Wirbelsäule (Rückgrat): Aufbau, Funktion und Erkrankungen verständlich erklärt

Wirbelsäule: Aufbau, Funktion & häufige Erkrankungen verständlich erklärt — Ursachen, Symptome, Prävention und Therapien kompakt für Patienten & Interessierte.

Autor: Leandro Alegsa

Die Wirbelsäule ist ein zentrales Stütz‑ und Bewegungsorgan im hinteren Teil des Rumpfes (Oberkörper). Sie wird auch als Rückgrat bezeichnet. In der Mitte der Wirbelsäule verläuft der Wirbelkanal, in dem das Rückenmark geschützt liegt. Tiere, die eine Wirbelsäule haben, werden als Wirbeltiere bezeichnet, und Tiere, die keine Wirbelsäule haben, werden als wirbellose Tiere bezeichnet. Der Mensch gehört zu den Wirbeltieren. Viele Wirbeltiere, darunter auch Säugetiere, besitzen Bandscheiben, die die Wirbel voneinander trennen und als Stoßdämpfer wirken.

Aufbau der Wirbelsäule

Die Wirbelsäule besteht aus einzelnen Wirbeln, die übereinandergestapelt sind. Man unterscheidet mehrere Abschnitte:

  • Zervikalbereich (Halswirbelsäule, HWS) – meist 7 Wirbel, besonders beweglich.
  • Thorakalbereich (Brustwirbelsäule, BWS) – etwa 12 Wirbel, mit den Rippen verbunden.
  • Lumbalbereich (Lendenwirbelsäule, LWS) – meist 5 größere Wirbel, trägt viel Körpergewicht.
  • Kreuzbein (Os sacrum) – verschmolzene Wirbel, verbindet Wirbelsäule und Becken.
  • Steißbein (Coccyx) – kleines, meist verschmolzenes Ende der Wirbelsäule.

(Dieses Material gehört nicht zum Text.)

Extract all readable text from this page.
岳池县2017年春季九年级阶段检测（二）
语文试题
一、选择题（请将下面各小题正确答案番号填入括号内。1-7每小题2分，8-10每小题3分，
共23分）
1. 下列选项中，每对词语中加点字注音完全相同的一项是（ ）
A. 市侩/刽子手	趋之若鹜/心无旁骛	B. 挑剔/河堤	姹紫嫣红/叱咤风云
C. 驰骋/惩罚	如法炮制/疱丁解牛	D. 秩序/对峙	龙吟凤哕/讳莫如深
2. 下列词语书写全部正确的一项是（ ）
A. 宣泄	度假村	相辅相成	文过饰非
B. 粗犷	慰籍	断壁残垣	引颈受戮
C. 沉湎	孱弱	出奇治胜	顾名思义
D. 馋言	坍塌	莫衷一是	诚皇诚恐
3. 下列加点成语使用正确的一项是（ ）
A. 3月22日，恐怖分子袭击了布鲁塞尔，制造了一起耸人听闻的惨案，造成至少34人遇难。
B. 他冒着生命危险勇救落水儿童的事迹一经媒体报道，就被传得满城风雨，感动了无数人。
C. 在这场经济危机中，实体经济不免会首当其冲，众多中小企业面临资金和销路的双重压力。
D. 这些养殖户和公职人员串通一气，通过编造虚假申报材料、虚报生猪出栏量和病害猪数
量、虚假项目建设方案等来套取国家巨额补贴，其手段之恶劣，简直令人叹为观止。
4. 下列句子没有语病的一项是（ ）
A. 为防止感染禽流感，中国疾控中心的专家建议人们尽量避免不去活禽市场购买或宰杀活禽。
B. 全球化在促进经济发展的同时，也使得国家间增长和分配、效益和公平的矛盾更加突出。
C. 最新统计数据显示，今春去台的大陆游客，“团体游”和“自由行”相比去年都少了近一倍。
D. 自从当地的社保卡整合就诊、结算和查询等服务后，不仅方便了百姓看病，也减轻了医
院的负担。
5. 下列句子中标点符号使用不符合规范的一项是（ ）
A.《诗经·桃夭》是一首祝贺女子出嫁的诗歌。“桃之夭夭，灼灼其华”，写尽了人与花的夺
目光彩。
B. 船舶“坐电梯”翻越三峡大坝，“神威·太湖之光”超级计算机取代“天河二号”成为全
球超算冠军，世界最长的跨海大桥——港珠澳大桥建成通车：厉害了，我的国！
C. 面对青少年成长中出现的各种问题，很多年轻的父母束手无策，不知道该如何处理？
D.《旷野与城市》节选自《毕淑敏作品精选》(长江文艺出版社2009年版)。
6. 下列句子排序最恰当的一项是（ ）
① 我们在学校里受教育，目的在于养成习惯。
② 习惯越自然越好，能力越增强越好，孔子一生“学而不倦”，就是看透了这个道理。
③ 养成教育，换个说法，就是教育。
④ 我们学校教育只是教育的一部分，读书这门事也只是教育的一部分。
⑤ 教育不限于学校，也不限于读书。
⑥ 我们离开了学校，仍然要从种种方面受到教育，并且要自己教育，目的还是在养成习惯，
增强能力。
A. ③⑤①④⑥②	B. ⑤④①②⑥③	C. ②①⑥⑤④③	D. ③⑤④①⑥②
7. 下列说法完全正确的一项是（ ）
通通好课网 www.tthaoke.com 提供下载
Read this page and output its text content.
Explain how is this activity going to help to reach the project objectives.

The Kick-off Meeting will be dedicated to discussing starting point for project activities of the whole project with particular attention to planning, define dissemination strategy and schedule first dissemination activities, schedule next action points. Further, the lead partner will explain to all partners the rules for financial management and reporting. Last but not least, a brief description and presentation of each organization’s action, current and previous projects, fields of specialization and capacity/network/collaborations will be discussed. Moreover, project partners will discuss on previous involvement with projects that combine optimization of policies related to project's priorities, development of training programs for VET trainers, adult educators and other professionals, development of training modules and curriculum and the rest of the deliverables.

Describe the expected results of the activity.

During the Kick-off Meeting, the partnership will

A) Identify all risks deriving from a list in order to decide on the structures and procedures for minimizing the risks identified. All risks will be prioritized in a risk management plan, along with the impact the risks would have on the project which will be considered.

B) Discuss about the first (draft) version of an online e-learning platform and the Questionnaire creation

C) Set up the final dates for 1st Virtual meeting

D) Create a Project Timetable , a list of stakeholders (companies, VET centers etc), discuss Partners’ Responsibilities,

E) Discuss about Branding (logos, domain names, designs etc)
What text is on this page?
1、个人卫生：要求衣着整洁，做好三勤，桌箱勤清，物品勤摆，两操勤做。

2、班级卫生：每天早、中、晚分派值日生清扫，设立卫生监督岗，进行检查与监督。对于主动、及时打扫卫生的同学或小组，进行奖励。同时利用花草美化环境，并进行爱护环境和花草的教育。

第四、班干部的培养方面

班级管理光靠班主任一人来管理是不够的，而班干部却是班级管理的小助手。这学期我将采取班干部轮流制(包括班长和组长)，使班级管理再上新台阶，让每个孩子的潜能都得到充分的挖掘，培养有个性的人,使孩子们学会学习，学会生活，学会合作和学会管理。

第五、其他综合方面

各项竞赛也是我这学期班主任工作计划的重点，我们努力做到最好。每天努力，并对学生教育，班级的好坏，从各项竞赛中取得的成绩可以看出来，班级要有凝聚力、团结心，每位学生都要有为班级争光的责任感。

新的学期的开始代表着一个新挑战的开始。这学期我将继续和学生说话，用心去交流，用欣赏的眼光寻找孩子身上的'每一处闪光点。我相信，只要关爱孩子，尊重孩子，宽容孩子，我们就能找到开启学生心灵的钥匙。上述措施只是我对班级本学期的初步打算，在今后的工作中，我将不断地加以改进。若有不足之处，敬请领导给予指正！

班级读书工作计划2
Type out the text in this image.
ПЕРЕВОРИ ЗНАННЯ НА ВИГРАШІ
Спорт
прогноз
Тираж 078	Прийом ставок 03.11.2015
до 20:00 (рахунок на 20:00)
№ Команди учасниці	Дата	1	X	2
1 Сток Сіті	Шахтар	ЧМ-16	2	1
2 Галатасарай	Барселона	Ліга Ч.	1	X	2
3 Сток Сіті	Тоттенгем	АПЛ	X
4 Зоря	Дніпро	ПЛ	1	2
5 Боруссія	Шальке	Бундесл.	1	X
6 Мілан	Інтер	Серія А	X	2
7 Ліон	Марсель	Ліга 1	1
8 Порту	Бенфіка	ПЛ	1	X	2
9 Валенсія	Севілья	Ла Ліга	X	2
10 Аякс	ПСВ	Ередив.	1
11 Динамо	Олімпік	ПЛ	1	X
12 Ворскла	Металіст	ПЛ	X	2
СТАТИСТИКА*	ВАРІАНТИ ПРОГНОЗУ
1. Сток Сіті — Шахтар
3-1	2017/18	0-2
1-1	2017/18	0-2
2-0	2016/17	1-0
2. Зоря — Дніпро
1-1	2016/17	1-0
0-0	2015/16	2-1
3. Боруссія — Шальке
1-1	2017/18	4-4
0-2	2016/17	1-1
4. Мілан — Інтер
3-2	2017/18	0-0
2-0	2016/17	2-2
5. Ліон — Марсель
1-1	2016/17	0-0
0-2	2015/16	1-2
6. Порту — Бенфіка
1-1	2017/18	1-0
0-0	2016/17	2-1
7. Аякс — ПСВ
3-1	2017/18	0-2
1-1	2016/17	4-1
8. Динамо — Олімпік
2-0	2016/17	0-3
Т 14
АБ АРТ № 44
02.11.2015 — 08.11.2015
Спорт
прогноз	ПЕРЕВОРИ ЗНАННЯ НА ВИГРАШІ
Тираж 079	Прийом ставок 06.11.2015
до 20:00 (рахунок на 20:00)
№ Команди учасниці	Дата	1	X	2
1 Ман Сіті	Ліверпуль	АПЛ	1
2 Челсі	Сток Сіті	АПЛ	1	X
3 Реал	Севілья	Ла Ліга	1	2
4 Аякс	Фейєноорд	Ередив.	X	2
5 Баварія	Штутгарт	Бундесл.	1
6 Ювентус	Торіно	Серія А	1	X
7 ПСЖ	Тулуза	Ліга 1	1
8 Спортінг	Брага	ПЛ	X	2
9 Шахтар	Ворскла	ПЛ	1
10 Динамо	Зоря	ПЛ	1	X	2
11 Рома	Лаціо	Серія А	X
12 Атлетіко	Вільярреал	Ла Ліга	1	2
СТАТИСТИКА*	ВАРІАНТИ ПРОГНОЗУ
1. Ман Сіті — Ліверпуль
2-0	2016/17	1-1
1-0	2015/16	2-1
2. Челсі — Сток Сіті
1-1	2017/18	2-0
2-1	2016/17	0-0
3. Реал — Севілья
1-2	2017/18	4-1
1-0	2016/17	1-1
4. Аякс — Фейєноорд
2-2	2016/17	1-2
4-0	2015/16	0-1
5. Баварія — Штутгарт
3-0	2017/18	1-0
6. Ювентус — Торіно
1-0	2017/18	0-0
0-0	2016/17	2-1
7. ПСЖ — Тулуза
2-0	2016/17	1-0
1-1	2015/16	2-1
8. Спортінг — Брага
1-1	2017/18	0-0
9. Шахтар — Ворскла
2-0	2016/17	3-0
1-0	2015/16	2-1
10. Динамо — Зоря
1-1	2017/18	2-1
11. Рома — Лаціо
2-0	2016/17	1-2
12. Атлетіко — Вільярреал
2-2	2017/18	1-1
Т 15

Zwischen den Wirbelkörpern liegen die Bandscheiben, die aus einem gallertartigen Kern (Nucleus pulposus) und einem Faserknorpelring (Anulus fibrosus) bestehen. Rückseitig bilden Wirbelbogen und -fortsätze den Wirbelkanal, durch den das Rückenmark und die Nervenwurzeln verlaufen.

Funktionen

  • Stütze: Hält den Oberkörper aufrecht und trägt das Körpergewicht.
  • Bewegung: Ermöglicht Beugung, Streckung, Seitneigung und Rotation.
  • Schutz: Schützt das Rückenmark und die austretenden Nerven.
  • Dämpfung: Bandscheiben und natürliche Krümmungen (Doppel-S‑Form) sind Stoßdämpfer.
  • Ansatzpunkt: Ansatzfläche für Muskeln und Bänder, wichtig für Haltung und Bewegung.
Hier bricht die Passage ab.